Stamp Duty and the Social Contract

When UK income tax was first levied in 1798, it was a temporary measure used to fund defence. As the social contract between state and citizens evolved over the following 150 years, so too did taxation. Both today are permanent and accepted features of British life.

A key part of today’s social contract is social mobility: that your ability alone should allow you to reach the highest echelons of British society. As it stands, however, the UK’s current approach to housing taxation risks undermining social mobility and the social contract.

Across the UK, in recent decades housing costs have inflated much faster than earnings. The average house cost 4x median salary in the 1950s but 8x median salary in 2019.[1] This asset inflation has, overall, benefitted many who benefitted from historically low asset prices, significant wage growth and sustained economic prosperity.
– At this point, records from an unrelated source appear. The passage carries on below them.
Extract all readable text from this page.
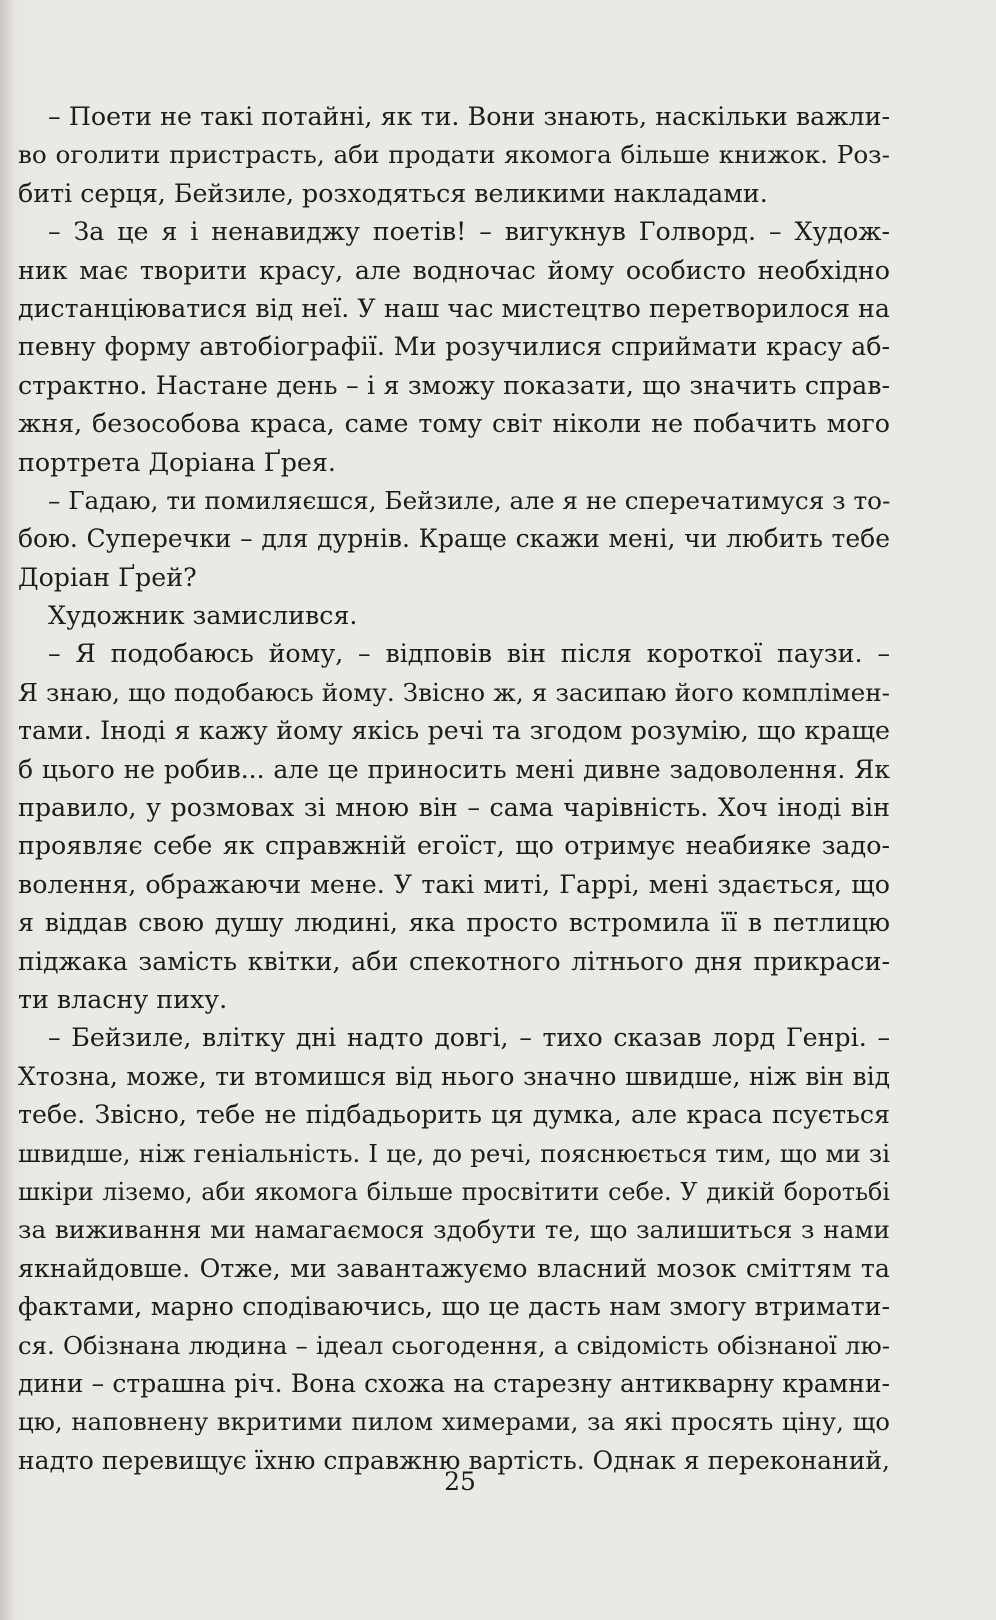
– Поети не такі потайні, як ти. Вони знають, наскільки важли-
во оголити пристрасть, аби продати якомога більше книжок. Роз-
биті серця, Бейзиле, розходяться великими накладами.
– За це я і ненавиджу поетів! – вигукнув Голворд. – Худож-
ник має творити красу, але водночас йому особисто необхідно
дистанціюватися від неї. У наш час мистецтво перетворилося на
певну форму автобіографії. Ми розучилися сприймати красу аб-
страктно. Настане день – і я зможу показати, що значить справ-
жня, безособова краса, саме тому світ ніколи не побачить мого
портрета Доріана Ґрея.
– Гадаю, ти помиляєшся, Бейзиле, але я не сперечатимуся з то-
бою. Суперечки – для дурнів. Краще скажи мені, чи любить тебе
Доріан Ґрей?
Художник замислився.
– Я подобаюсь йому, – відповів він після короткої паузи. –
Я знаю, що подобаюсь йому. Звісно ж, я засипаю його комплімен-
тами. Іноді я кажу йому якісь речі та згодом розумію, що краще
б цього не робив... але це приносить мені дивне задоволення. Як
правило, у розмовах зі мною він – сама чарівність. Хоч іноді він
проявляє себе як справжній егоїст, що отримує неабияке задо-
волення, ображаючи мене. У такі миті, Гаррі, мені здається, що
я віддав свою душу людині, яка просто встромила її в петлицю
піджака замість квітки, аби спекотного літнього дня прикраси-
ти власну пиху.
– Бейзиле, влітку дні надто довгі, – тихо сказав лорд Генрі. –
Хтозна, може, ти втомишся від нього значно швидше, ніж він від
тебе. Звісно, тебе не підбадьорить ця думка, але краса псується
швидше, ніж геніальність. І це, до речі, пояснюється тим, що ми зі
шкіри ліземо, аби якомога більше просвітити себе. У дикій боротьбі
за виживання ми намагаємося здобути те, що залишиться з нами
якнайдовше. Отже, ми завантажуємо власний мозок сміттям та
фактами, марно сподіваючись, що це дасть нам змогу втримати-
ся. Обізнана людина – ідеал сьогодення, а свідомість обізнаної лю-
дини – страшна річ. Вона схожа на старезну антикварну крамни-
цю, наповнену вкритими пилом химерами, за які просять ціну, що
надто перевищує їхню справжню вартість. Однак я переконаний,
25
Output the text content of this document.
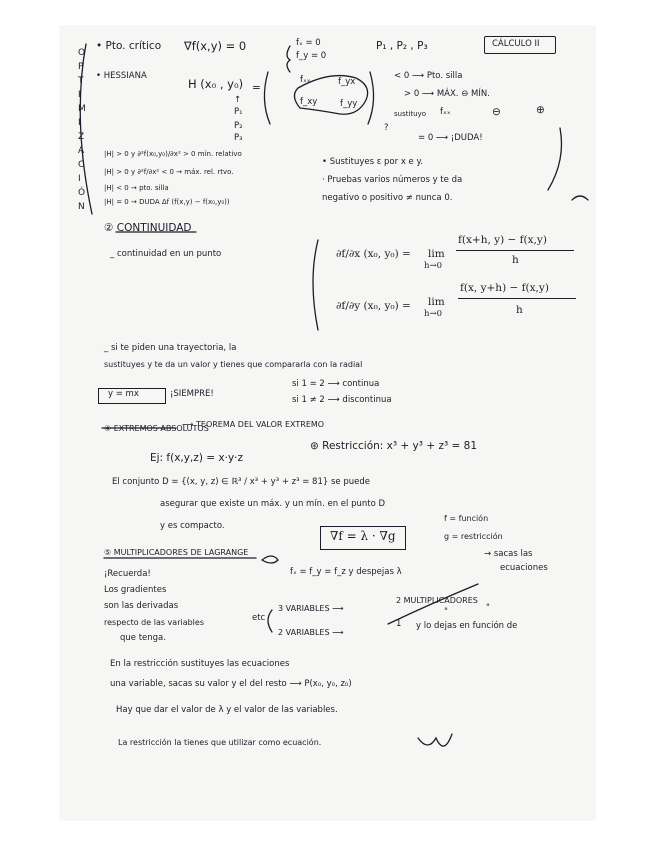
O
P
T
I
M
I
Z
A
C
I
Ó
N
• Pto. crítico ∇f(x,y) = 0	fₓ = 0
f_y = 0
P₁ , P₂ , P₃	CÁLCULO II
• HESSIANA
H (x₀ , y₀)
↑
P₁
P₂
P₃
=
fₓₓ	f_yx
f_xy	f_yy
< 0 ⟶ Pto. silla
> 0 ⟶ MÁX. ⊖ MÍN.
sustituyo fₓₓ	⊖	⊕
= 0 ⟶ ¡DUDA!
?
|H| > 0 y ∂²f(x₀,y₀)/∂x² > 0 mín. relativo
|H| > 0 y ∂²f/∂x² < 0 → máx. rel. rtvo.
|H| < 0 → pto. silla
|H| = 0 → DUDA Δf (f(x,y) − f(x₀,y₀))
• Sustituyes ε por x e y.
· Pruebas varios números y te da
negativo o positivo ≠ nunca 0.
② CONTINUIDAD
_ continuidad en un punto	∂f/∂x (x₀, y₀) = lim
h→0
f(x+h, y) − f(x,y)
h
∂f/∂y (x₀, y₀) = lim
h→0
f(x, y+h) − f(x,y)
h
_ si te piden una trayectoria, la
sustituyes y te da un valor y tienes que compararla con la radial
y = mx	¡SIEMPRE!
si 1 = 2 ⟶ continua
si 1 ≠ 2 ⟶ discontinua
④ EXTREMOS ABSOLUTOS
⟶ TEOREMA DEL VALOR EXTREMO
Ej: f(x,y,z) = x·y·z
⊛ Restricción: x³ + y³ + z³ = 81
El conjunto D = {(x, y, z) ∈ ℝ³ / x³ + y³ + z³ = 81} se puede
asegurar que existe un máx. y un mín. en el punto D
y es compacto.
⑤ MULTIPLICADORES DE LAGRANGE
∇f = λ · ∇g
f = función
g = restricción
¡Recuerda!
Los gradientes
son las derivadas
respecto de las variables
que tenga.
fₓ = f_y = f_z y despejas λ
→ sacas las
ecuaciones
etc
3 VARIABLES ⟶
2 MULTIPLICADORES
2 VARIABLES ⟶
1
"	"
y lo dejas en función de
En la restricción sustituyes las ecuaciones
una variable, sacas su valor y el del resto ⟶ P(x₀, y₀, z₀)
Hay que dar el valor de λ y el valor de las variables.
La restricción la tienes que utilizar como ecuación.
The last time housing costed 8x median salary, it was the turn of the 20th century. The social contact was much less evolved. Social mobility was the exception, not the rule. Now, as citizens expect it, it is vital that taxation on housing delivers, rather than inhibits, social mobility.

As the Conservative Government and the OTS undertake the Capital Gains Tax review, serious consideration should be given to the introduction of CGT in the residential housing setting, in place of Stamp Duty Land Tax.

SDLT, as typically levied, is a tax on the young and aspirational. Having saved for years to pay a small deposit on a home, the young, aspirational buyer is charged a tax for the benefit of living in stable, long-term housing.

Those who sell their house, however, are free to crystallise a tax-exempt capital gain, when that gain has typically been driven less by nous or investment in the economy and more by the simple dynamics of scarcity.

Replacing SDLT with CGT on residential property would go far to addressing an inherent inequality in housing taxation. In one move, it would make the housing ladder more affordable for young and aspirational citizens.

At the same time, introducing CGT would recognise the significant wealth accrued by housing asset owners over the past 3 decades; wealth that was typically made possible by deficiencies in the UK housing market.

For future home ownership it would set a clear message – the government will not charge you for seeking stable, long-term housing. It will only charge you if your housing wealth increases.

CGT on housing need not be set at the same rate as non-housing CGT. The housing CGT rate could be set based on Exchequer requirements.

Upon introducing this tax, houses purchased in the last 10 years could remain exempt from CGT. Doing so would recognise those who recently paid SDLT and would avoid the government taxing citizens twice.

Now is a time to be bold. Historically, we have been nervous about taxing housing wealth, given where housing sits in the national psyche. But we must have the courage to tackle the intergenerational inequality of housing wealth before the young get left behind. Our social contract depends on it.